A 28-day repeated dose toxicity limit test in rats was conducted (LPT, 2021) to assess the effect of the pigment on rats following repeated oral administration. The study was conducted according to OECD test guideline 407, and in compliance with GLP. Male and female rats were administered with the pigment by oral gavage for 28 days at a dose of 1000 mg/kg bw/day in 0.8% aqueous hydroxyl propyl methylcellulose gel. A concurrent control group was administered untreated vehicle. No clinical signs of toxicity were observed, and no animals died during the administration period. No changes in bodyweight gains, food/water consumption, haematology, clinical chemistry, organ weights or macropathology were observed which could be attributed to treatment with the test compound. The histomorphological examination of rat organs did not reveal any morphological lesions attributable to the administration of the test item. There were no morphological differences between the control rats and the test item-treated animals. No adverse effects were observed on the male and female reproductive organs.


 


Furthermore, individual 24-hour urine samples were collected from all animals after the last dosing prior to the scheduled sacrifice, and in addition plasma samples were collected from each animal at the day of sacrifice. The plasma and urine samples were analysed for total cadmium, zirconium and selenium content. The cadmium, zirconium and selenium concentrations of the 24 hour urine samples, collected during the day before sacrifice, ranged from 0.121 µg/mL for males and 0.214 µg/mL for females, 0.601 µg/mL for males and 1.01 µg/mL for females and 249 µg/L for males and of 372 µg/L for females, respectively.

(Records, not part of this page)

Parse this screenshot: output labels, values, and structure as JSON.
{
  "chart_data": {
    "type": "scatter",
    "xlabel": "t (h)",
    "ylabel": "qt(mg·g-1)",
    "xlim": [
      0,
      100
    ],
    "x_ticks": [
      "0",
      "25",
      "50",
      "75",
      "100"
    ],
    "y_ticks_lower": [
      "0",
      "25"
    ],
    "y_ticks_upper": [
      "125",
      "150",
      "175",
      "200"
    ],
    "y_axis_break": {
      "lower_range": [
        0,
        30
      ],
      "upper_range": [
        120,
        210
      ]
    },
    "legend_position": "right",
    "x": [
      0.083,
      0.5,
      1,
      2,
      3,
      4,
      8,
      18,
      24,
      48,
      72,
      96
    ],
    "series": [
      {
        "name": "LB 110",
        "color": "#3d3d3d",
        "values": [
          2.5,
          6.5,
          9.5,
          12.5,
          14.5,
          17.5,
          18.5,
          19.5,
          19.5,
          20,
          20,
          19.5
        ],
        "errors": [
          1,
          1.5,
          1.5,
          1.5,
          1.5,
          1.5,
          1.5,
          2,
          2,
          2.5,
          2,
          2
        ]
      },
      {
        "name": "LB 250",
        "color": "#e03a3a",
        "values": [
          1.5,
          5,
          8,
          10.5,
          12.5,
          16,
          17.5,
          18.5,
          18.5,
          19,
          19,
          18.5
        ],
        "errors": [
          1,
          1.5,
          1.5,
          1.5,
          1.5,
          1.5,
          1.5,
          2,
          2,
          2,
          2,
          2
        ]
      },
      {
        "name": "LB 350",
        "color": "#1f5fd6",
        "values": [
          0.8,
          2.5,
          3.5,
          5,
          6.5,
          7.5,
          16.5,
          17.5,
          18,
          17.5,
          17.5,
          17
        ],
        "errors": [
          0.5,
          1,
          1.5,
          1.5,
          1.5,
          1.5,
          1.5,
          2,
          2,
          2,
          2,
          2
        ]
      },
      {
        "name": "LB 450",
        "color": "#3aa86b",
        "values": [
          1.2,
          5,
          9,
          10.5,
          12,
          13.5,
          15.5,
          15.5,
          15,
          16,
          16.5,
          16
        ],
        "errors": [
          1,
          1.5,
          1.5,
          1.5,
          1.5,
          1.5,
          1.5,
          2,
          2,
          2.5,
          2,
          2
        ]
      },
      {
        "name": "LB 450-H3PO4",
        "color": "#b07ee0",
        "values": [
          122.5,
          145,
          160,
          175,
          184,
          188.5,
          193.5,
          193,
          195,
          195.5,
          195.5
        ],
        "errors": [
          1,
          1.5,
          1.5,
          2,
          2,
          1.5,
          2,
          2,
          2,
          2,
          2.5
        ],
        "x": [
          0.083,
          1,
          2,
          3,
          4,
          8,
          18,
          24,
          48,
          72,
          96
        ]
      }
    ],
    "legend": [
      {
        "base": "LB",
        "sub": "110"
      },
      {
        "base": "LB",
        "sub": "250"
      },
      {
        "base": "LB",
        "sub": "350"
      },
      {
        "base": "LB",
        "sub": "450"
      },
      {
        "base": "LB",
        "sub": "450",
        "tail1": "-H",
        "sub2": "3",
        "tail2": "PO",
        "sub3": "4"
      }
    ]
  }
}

The cadmium, zirconium and selenium concentrations of plasma samples, collected from dose group animals at the day of sacrifice, ranged from 0.002 µg/mL for males and 0.02 µg/mL for females, 0.006 µg/L for males and of 0.009 µg/L for females and 5.07 µg/L for males and of 5.21 µg/L for females, respectively.


 


It is concluded that the pigment was well tolerated and that no signs of systemic toxicity whatsoever were observed in rats when administered at a dose of 1000 mg/kg bw/day for up to 28 days. The analysis of cadmium, zirconium, and selenium concentrations of 24h-urine sampled after the last dosing demonstrated the negligible bioavailability of the test substance, with <<0.05% of the dose being
excreted via urine for all three metals. The no observed adverse effect level (NOAEL) in rats is 1000 mg/kg/day.

Justification for classification or non-classification

No signs of systemic toxicity whatsoever were observed in rats when administered at a dose of 1000 mg/kg bw/day for up to 28 days. The no observed adverse effect level (NOAEL) in rats is 1000 mg/kg/day. No classification for repeated dose toxocity according to EC Regulation No. 1272/2008 is anticipated.